Question 2. If you have diabetes, how likely is it that you are a big red meat eater? The authors describe progressive change in risk with increasing red meat. So how different are the results that would be attained if red meat had no effect — that is, if risk were independent of red meat. In that case, each quintile would have the same number of cases. The figure below reproduces the outcome data and calculates the per cent of diabetes cases for each quintile. The dotted line is the control, the calculation for Q5 as an example = (cases in Q5) /(total number of cases of diabetes) = 5,715 /22,761 = 25.1 %
Now, “HR” means hazard ratio which includes a time factor so person-years may be a rough indicator. So, we can also calculate the difference in quintiles based on person-years. I also added a dotted line in this figure that, again, tells you what the outcome would be if the risk were evenly divided into the five groups, that is, no association between red meat Q’s and the cases or the person-years. In this case, the absolute difference between high an low red meat intake is 0.2 %. Thus, using person-cases data, there is essentially zero difference in the effect of red meat.
The bottom line.
The threat of diabetes from red meat consumption proposed by this study is not real. The counter-example from the supply data has not been addressed, never mind refuted. It was a reasonable starting point for the study to have addressed the nutrient most likely to bear on origins of diabetes: carbohydrate. That data is not presented although carbohydrate consumption in the study was undoubtedly available. In fact, if you search the pdf of the paper on “carbohydrate,” you get only one hit, the title of a paper listed in the References. Is it ethical to publish data like this with such a clear recommendation? Next post in a few days.
References
Gu, X, Drouin-Chartier, J-P, Sack, FM, Frank, FB, Rosner, B. Willett, WC. Red meat intake and risk of type 2 diabetes in a prospective cohort study of United States females and males. Am. J. Clin. Nutr.. (2023) 118, 1153-1163. DOI: 10.1016/j.ajcnut.2023.08.021.
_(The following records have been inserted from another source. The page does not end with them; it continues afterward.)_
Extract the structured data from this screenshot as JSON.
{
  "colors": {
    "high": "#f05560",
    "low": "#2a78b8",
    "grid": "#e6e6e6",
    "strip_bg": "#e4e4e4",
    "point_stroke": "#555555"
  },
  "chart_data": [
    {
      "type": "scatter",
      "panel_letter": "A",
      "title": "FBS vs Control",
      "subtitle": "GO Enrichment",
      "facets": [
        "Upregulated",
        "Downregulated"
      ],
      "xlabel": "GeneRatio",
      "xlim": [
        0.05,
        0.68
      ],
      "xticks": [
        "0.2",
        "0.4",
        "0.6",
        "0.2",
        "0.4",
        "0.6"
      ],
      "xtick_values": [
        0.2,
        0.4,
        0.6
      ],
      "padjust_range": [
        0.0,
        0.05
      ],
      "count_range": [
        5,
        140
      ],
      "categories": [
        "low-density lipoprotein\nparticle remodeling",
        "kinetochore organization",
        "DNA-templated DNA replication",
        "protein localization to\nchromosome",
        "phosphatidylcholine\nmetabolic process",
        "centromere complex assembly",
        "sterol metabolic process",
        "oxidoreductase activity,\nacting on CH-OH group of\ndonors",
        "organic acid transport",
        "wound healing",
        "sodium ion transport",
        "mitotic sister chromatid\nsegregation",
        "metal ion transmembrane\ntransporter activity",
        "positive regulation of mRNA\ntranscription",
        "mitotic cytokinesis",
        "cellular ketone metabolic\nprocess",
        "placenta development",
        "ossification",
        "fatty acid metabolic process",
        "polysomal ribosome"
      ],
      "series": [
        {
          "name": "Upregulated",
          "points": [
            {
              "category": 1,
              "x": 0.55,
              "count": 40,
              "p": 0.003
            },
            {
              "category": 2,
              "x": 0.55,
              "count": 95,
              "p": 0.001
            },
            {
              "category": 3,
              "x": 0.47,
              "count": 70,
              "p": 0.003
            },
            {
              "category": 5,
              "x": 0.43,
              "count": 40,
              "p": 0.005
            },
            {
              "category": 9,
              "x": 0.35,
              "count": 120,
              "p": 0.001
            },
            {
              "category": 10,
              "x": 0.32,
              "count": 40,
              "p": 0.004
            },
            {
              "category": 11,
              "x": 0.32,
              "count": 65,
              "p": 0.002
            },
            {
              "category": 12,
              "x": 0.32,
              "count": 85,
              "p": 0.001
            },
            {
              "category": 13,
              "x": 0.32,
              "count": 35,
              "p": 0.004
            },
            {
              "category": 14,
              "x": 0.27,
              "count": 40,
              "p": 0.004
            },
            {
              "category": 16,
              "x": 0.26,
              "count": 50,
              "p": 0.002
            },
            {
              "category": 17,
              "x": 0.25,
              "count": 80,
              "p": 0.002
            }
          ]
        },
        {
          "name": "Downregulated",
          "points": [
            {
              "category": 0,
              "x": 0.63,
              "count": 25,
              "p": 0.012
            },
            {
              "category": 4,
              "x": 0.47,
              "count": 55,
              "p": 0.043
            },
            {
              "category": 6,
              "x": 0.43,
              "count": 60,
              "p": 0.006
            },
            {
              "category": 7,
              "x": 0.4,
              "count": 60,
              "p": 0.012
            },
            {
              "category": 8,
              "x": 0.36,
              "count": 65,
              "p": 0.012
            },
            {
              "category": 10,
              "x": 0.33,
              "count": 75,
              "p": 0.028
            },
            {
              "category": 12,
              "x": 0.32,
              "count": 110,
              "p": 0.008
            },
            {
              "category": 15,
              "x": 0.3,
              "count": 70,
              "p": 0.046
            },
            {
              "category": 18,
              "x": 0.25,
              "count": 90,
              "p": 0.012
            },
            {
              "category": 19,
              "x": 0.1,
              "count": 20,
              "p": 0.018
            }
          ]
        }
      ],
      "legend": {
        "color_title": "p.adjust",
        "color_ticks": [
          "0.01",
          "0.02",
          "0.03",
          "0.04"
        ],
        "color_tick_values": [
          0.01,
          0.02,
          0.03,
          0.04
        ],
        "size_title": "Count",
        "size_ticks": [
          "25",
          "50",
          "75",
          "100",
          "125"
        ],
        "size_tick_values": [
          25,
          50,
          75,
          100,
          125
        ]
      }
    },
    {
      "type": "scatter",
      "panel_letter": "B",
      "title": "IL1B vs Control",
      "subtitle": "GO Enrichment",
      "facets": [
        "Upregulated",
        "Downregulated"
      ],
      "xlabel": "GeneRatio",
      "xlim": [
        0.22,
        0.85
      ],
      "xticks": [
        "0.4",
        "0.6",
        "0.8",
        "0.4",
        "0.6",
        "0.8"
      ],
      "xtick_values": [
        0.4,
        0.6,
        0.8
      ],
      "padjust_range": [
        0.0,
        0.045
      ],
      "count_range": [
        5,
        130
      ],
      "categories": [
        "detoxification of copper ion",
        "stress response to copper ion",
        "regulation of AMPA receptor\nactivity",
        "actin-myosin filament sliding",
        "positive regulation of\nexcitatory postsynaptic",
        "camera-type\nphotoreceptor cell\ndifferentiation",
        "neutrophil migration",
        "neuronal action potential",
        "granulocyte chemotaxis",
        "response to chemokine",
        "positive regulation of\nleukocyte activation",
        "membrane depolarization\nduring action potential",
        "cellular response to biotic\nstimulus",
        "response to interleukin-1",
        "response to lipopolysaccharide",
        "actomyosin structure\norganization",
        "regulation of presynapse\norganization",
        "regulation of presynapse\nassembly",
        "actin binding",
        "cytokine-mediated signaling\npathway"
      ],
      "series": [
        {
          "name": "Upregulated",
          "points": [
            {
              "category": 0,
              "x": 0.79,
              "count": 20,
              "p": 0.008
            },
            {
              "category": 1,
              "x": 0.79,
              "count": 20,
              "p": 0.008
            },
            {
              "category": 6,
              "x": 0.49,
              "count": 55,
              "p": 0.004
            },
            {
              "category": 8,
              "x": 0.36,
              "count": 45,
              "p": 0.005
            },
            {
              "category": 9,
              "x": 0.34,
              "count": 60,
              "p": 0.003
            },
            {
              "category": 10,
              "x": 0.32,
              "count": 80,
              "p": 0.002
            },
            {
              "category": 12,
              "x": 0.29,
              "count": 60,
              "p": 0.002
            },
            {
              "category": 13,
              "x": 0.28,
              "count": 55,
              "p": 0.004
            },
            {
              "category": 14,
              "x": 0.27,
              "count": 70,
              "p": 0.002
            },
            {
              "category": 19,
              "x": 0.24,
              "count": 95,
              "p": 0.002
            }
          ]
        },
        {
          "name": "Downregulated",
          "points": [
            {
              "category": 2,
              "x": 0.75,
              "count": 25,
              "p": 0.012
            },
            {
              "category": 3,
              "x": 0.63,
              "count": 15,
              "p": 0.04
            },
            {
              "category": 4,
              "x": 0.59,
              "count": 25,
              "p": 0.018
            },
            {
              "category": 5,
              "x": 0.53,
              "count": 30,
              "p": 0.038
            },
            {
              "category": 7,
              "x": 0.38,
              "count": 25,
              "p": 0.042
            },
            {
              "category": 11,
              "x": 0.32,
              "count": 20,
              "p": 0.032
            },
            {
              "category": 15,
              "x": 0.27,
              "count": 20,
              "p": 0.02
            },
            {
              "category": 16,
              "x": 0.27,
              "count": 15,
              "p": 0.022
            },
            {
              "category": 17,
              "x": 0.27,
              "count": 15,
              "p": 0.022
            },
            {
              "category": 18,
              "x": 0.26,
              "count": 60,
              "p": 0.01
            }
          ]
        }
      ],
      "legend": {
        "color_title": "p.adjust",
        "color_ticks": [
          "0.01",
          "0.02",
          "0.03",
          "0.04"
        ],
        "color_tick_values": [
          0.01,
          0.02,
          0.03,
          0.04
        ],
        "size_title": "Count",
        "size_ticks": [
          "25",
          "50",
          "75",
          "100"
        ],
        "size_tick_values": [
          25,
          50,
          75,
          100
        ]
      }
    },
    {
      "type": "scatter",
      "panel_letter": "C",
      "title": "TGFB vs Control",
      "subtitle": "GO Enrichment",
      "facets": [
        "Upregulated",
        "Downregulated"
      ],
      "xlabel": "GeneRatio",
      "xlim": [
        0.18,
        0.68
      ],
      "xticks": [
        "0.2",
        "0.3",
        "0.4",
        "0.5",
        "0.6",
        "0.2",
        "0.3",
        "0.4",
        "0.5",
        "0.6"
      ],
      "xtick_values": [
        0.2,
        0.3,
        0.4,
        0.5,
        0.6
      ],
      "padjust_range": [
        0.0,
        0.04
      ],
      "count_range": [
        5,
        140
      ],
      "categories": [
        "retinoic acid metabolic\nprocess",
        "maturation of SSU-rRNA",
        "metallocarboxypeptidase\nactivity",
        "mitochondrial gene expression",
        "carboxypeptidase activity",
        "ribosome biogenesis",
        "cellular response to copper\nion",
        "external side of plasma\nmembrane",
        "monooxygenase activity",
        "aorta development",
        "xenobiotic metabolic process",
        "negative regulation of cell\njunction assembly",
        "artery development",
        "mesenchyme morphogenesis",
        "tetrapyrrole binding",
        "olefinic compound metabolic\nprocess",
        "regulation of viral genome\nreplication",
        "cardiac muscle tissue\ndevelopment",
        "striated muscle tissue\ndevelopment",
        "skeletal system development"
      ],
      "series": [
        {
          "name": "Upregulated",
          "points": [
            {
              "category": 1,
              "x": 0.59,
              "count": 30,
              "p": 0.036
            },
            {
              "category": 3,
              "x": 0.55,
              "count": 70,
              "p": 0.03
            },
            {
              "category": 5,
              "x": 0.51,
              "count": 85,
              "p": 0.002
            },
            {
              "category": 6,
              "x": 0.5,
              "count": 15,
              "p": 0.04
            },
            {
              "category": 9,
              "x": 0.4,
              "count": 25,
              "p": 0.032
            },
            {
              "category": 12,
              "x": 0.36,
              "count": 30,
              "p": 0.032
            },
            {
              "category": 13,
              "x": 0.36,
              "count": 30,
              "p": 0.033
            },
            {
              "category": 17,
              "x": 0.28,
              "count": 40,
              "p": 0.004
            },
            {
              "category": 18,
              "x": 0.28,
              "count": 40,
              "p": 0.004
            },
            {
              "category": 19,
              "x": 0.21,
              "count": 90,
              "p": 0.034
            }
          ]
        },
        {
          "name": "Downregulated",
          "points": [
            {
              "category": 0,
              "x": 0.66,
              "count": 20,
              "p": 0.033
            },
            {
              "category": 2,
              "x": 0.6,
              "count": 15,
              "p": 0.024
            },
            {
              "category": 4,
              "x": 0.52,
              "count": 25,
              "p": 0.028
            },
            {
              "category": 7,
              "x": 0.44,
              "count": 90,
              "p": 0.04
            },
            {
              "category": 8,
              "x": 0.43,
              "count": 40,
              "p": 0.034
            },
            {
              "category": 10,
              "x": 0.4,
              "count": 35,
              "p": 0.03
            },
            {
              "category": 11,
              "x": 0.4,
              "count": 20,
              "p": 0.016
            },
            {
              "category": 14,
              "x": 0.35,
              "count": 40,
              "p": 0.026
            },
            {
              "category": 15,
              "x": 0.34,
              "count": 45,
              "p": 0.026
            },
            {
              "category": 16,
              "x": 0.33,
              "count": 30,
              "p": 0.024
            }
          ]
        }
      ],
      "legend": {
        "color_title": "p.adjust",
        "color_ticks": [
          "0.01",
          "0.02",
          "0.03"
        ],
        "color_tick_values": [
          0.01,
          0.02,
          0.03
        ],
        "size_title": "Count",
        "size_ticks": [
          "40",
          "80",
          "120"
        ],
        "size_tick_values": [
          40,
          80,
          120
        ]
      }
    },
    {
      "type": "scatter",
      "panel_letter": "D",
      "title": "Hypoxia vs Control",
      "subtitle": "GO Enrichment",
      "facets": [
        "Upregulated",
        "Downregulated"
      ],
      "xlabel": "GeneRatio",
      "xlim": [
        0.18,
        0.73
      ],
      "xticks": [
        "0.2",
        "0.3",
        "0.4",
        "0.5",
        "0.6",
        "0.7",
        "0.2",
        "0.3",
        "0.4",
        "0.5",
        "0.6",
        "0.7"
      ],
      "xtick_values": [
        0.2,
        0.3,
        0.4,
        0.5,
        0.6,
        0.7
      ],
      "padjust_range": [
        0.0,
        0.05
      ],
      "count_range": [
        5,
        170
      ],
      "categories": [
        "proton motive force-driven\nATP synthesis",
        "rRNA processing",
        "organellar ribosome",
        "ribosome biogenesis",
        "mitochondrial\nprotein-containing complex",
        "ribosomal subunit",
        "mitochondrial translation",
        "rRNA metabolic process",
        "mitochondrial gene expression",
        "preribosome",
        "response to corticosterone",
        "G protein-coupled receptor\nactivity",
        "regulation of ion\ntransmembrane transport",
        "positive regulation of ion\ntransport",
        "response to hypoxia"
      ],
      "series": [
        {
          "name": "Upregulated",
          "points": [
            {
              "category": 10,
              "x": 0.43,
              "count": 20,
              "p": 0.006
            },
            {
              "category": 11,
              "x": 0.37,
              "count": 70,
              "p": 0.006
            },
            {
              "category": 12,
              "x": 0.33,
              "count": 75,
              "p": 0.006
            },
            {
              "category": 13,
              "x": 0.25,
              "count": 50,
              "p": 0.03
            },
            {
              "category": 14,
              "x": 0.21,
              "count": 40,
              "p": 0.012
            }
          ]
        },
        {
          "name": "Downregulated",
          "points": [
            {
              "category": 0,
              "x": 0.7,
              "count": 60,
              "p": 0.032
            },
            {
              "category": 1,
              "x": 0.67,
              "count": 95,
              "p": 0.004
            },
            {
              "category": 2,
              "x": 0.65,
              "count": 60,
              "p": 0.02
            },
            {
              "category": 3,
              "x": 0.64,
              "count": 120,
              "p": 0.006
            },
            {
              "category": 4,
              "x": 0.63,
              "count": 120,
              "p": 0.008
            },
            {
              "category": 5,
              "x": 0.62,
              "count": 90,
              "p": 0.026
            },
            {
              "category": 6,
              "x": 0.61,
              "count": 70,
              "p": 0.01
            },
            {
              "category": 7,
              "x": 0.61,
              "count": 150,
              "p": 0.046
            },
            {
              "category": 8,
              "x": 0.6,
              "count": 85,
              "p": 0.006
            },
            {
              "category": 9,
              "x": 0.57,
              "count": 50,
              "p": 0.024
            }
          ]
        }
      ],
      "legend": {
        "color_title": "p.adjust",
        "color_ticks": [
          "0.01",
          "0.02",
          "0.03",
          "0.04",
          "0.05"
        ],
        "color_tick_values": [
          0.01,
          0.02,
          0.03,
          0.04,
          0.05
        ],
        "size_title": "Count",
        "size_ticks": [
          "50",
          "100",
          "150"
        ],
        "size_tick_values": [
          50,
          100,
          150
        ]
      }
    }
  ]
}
Feinman, RD, Red Meat and Type 2 Diabetes Mellitus. JAMA Internal Medicine (2014) 174, 646-647. DOI: 10.1001/jamainternmed.2013.12869.
Pan A, Sun, Bernstein AM, Manson JE, Willett WC, Hu FB. Changes in red meat consumption and subsequent risk of type 2 diabetes mellitus: three cohorts of US men and women. JAMA Intern Med. (2013) 173, 1328-1335. DOI: 10.1001/jamainternmed.2013.6633.
Hill AB. The environment and disease: association or causation? Proc R SocMed. (1965) 58, 295-300. DOI: 10.1177/0141076814562718
Add on: Short description of statistical terms.
Simplest is risk. In this context, “Risk” means probability:
The number of subjects who developed diabetes divided by total number of subjects. (By analogy with game of chance, number of ways of winning divided by all possible outcomes). You can compare two groups by calculating Relative Risk (RR) which is what it sounds like: risk (probability of winning) for one group divided by risk for the other group..
Odds tells you the number of people who developed diabetes divided by the number in the same group who didn’t. (It is the number of ways of winning divided by number of ways of losing). For comparison of two groups, you get the odds ratio (OR), obviously odds for one group divided by odds for another.
“Hazard” is slightly complicated: it is like risk (probability) but has a time component and may be more difficult to calculate. Hazard Ratio (HR) is what it sounds like.
The good news is that in cases where there is relatively small number of cases, the three measures are pretty much the same. And you can use whichever is possible to get at least a ballpark estimate of the comparisons.